Tout le monde était d'accord : un gouvernement Draghi serait une bénédiction pour le pays, une dernière occasion de racheter ses péchés et de "rendre l'Italie grande à nouveau". Draghi, disaient-ils, simplement en vertu de son "charisme", de sa "compétence", de son "intelligence" et de son "poids international", tiendrait les marchés obligataires à distance, promulguerait des réformes indispensables et relancerait l'économie stagnante de l'Italie.
Hélas, la réalité n'a pas vraiment été à la hauteur des attentes : Draghi laisse derrière lui un pays en lambeaux. Selon les dernières prévisions macroéconomiques de la Commission européenne, l'Italie connaîtra l'année prochaine la croissance économique la plus faible de l'Union européenne, soit 0,9 % seulement, en raison d'une baisse des dépenses de consommation due à la hausse des prix et d'une diminution des investissements des entreprises, conséquence de la hausse des coûts de l'emprunt et de l'énergie, ainsi que des perturbations de l'approvisionnement en gaz russe.

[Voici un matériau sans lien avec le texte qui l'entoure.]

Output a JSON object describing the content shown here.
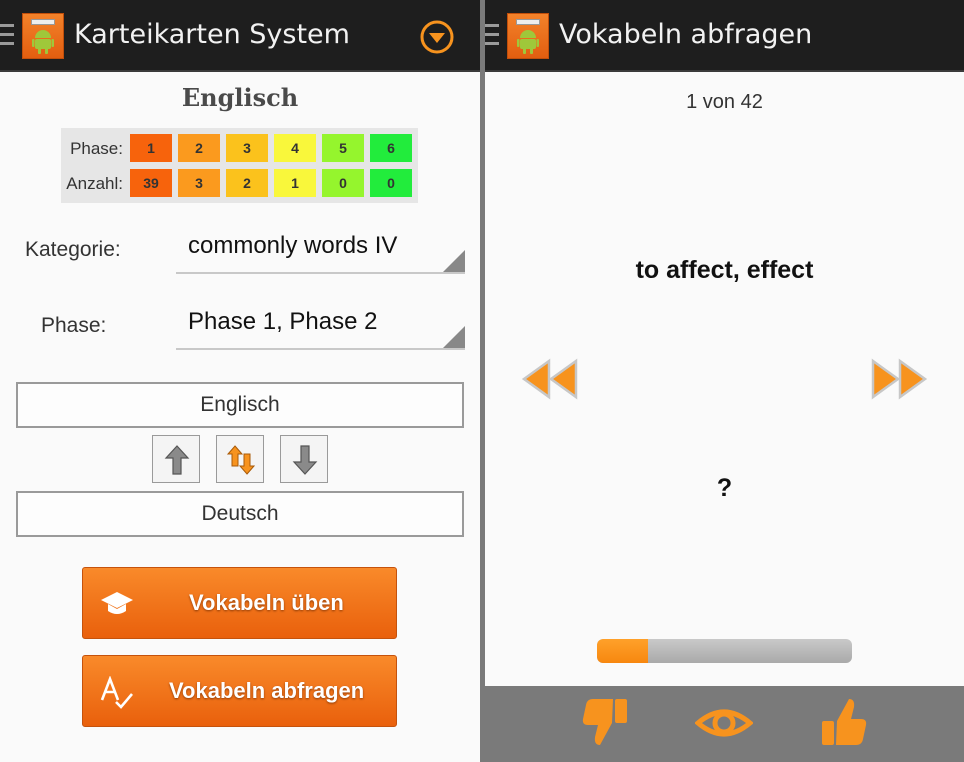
{
  "left": {
    "title": "Karteikarten System",
    "icons": {
      "drawer": "drawer-icon",
      "app": "android-app-icon",
      "overflow": "dropdown-circle-icon"
    },
    "heading": "Englisch",
    "stats": {
      "phase_label": "Phase:",
      "count_label": "Anzahl:",
      "phases": [
        "1",
        "2",
        "3",
        "4",
        "5",
        "6"
      ],
      "counts": [
        "39",
        "3",
        "2",
        "1",
        "0",
        "0"
      ],
      "colors": [
        "#f7630c",
        "#fb9a1e",
        "#fbc21c",
        "#f9f73b",
        "#95f52d",
        "#22ec3c"
      ]
    },
    "category": {
      "label": "Kategorie:",
      "value": "commonly words IV"
    },
    "phase": {
      "label": "Phase:",
      "value": "Phase 1, Phase 2"
    },
    "language_from": "Englisch",
    "language_to": "Deutsch",
    "direction_buttons": [
      "arrow-up-icon",
      "swap-arrows-icon",
      "arrow-down-icon"
    ],
    "practice_button": "Vokabeln üben",
    "quiz_button": "Vokabeln abfragen"
  },
  "right": {
    "title": "Vokabeln abfragen",
    "counter": "1 von 42",
    "word": "to affect, effect",
    "answer": "?",
    "progress": 0.2,
    "accent": "#f7931e",
    "bottom_icons": [
      "thumbs-down-icon",
      "eye-icon",
      "thumbs-up-icon"
    ]
  }
}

L'Italie connaît également l'un des taux d'inflation les plus élevés d'Europe, qui s'élève actuellement à 8,6 %, soit le niveau le plus élevé depuis plus de trois décennies. Les taux d'intérêt sur les obligations d'État italiennes n'ont cessé de grimper depuis l'arrivée au pouvoir de M. Draghi, et ont été multipliés par quatre sous sa direction ; ils atteignent aujourd'hui leur niveau le plus élevé depuis près de dix ans.
Et cette "polycrise" a fait des ravages dans la société italienne : 5,6 millions d'Italiens - près de 10 % de la population, dont 1,4 million de mineurs - vivent actuellement dans la pauvreté absolue, le niveau le plus élevé jamais enregistré. Nombre d'entre eux ont un emploi, et ce nombre ne peut qu'augmenter, car les salaires réels en Italie continuent de baisser au rythme le plus élevé de l'Union européenne. Parallèlement, près de 100 000 petites et moyennes entreprises (PME) sont menacées d'insolvabilité, soit une augmentation de 2 % par rapport à l'année dernière.
Autant pour "Super Mario", donc. Bien sûr, on pourrait arguer que d'autres pays connaissent des problèmes similaires, mais ce serait une erreur de laisser Draghi s'en tirer à bon compte. Il a été l'un des plus ardents défenseurs des mesures qui ont conduit à cette situation, ayant joué un rôle moteur dans l'adoption de sanctions européennes sévères contre Moscou - des sanctions qui paralysent les économies européennes, tout en laissant la Russie largement indemne.
Draghi s'est même vanté des mesures audacieuses adoptées par l'Italie pour sevrer le pays du gaz russe - le résultat étant que l'Italie est maintenant le pays qui paie les prix de gros de l'électricité les plus élevés de toute l'UE. L'absurdité de ces politiques devient évidente lorsque l'on considère sa tentative de réduire la dépendance de l'Italie au gaz russe en relançant plusieurs centrales électriques au charbon - charbon que l'Italie importe largement de Russie.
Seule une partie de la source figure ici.